À son tour, Martin Fayulu l’un de membres du présidium de la coalition LAMUKA qui juge ces propos “d’inacceptables”, a demandé l’expulsion du diplomate Rwandais de la RDC.

“L’ambassadeur rwandais en RDC M. V. Karega doit être purement et simplement expulsé de notre pays. La négation systémique du génocide congolais est inacceptable”, a-t-il écrit ce jeudi 27 août 2002 sur son compte twitter.

Plus loin, Fayulu a indiqué que “tout congolais qui se fait complice d’une telle négation est passible de haute trahison”.

Alors que l’affaire suscite encore l’indignation sur les réseaux sociaux, le mardi 25 août dernier, l’ambassadeur du Rwanda en RDC avait été reçu par le président Félix Tshisekedi. Cette réception a également suscité une autre vague de colère chez les internautes congolais.

Bien avant, un hashtag #ExpulsezVincentKarega avait été créé et largement utilisé sur twitter. Une pétition a même été lancée pour faire exiger l’expulsion du diplomate rwandais.

Pour rappel, l’ambassadeur Karega avait réagi lundi 24 août à un tweet d’un internaute congolais sur le massacre de Kasika (au Sud-Kivu) où ce dernier pointait du doigt “des militaires rwandais”, d’avoir tué “sans relâche plus de 1.100 personnes, brûlant des villages entiers sur un trajet de 60 Km, de Kilungutwe à Kasika”.

“Incohérence flagrante entre image.

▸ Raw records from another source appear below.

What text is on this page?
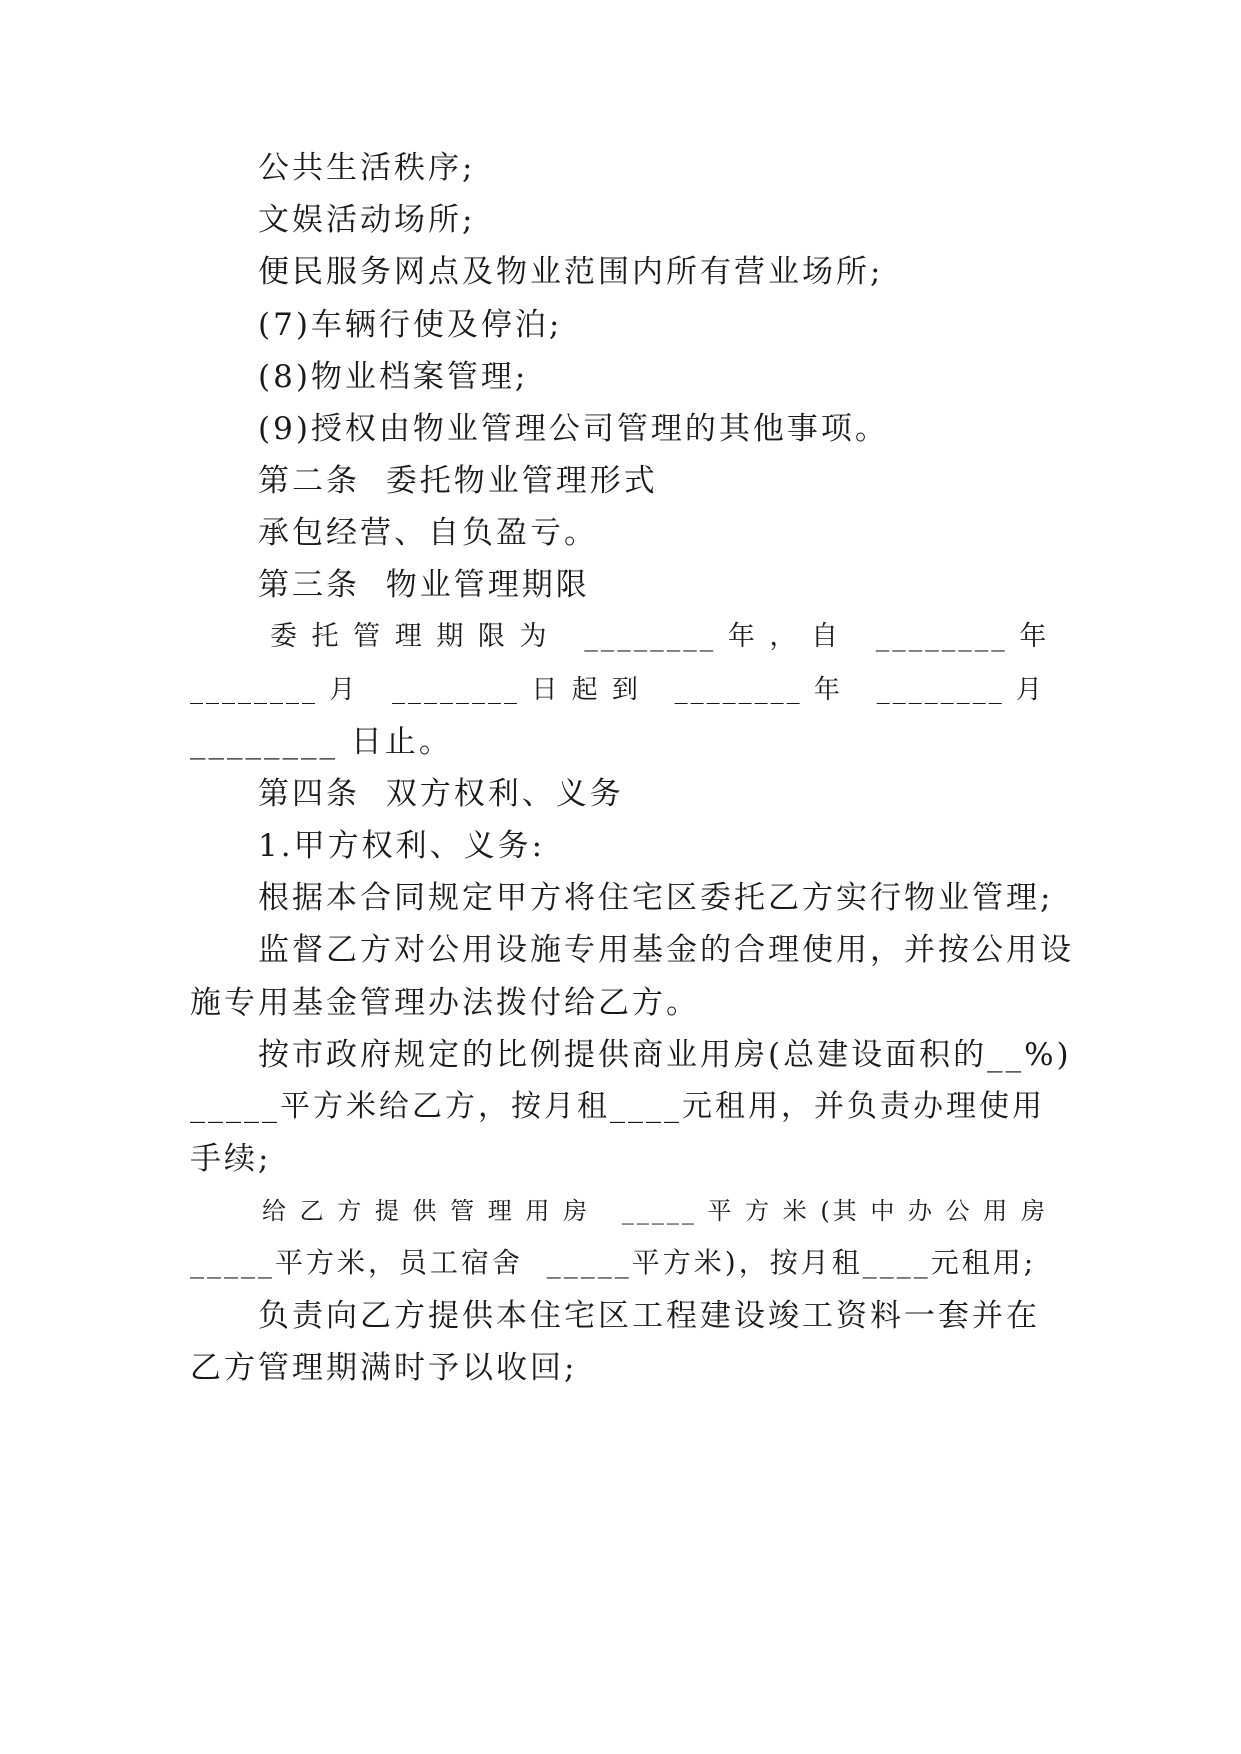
公共生活秩序;
文娱活动场所;
便民服务网点及物业范围内所有营业场所;
(7)车辆行使及停泊;
(8)物业档案管理;
(9)授权由物业管理公司管理的其他事项。
第二条  委托物业管理形式
承包经营、自负盈亏。
第三条  物业管理期限
委 托 管 理 期 限 为   ________ 年 ， 自   ________ 年
________ 月   ________ 日 起 到   ________ 年   ________ 月
________ 日止。
第四条  双方权利、义务
1.甲方权利、义务:
根据本合同规定甲方将住宅区委托乙方实行物业管理;
监督乙方对公用设施专用基金的合理使用，并按公用设
施专用基金管理办法拨付给乙方。
按市政府规定的比例提供商业用房(总建设面积的__%)
_____平方米给乙方，按月租____元租用，并负责办理使用
手续;
给 乙 方 提 供 管 理 用 房   _____ 平 方 米 (其 中 办 公 用 房
_____平方米，员工宿舍  _____平方米)，按月租____元租用;
负责向乙方提供本住宅区工程建设竣工资料一套并在
乙方管理期满时予以收回;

Narratif simpliste pour des accusations graves. Accuser sans évidence s’appelle calomnie. Villages sans noms, 1100 morts avec deux noms. Circonstances de crimes et identité des criminels non dévoilée. Accusation ou propagande???”, avait répondu Karega qui a supprimé son tweet par la suite.

Il y a 10 ans, le Haut-commissariat des Nations unies aux droits de l’homme (HCR) avait publié un rapport, dénommé le « mapping report », qui détaillait le massacre de Kasika. Selon ce rapport, le 24 août 1998, les rebelles du RCD [Rassemblement congolais pour la démocratie] et leurs alliés militaires rwandais ont bel et bien massacré plus d’un millier de civils, dont de nombreuses femmes et enfants, dans ces villages du Sud-Kivu. Plus de 10 ans après, aucun début de procès n’est ouvert.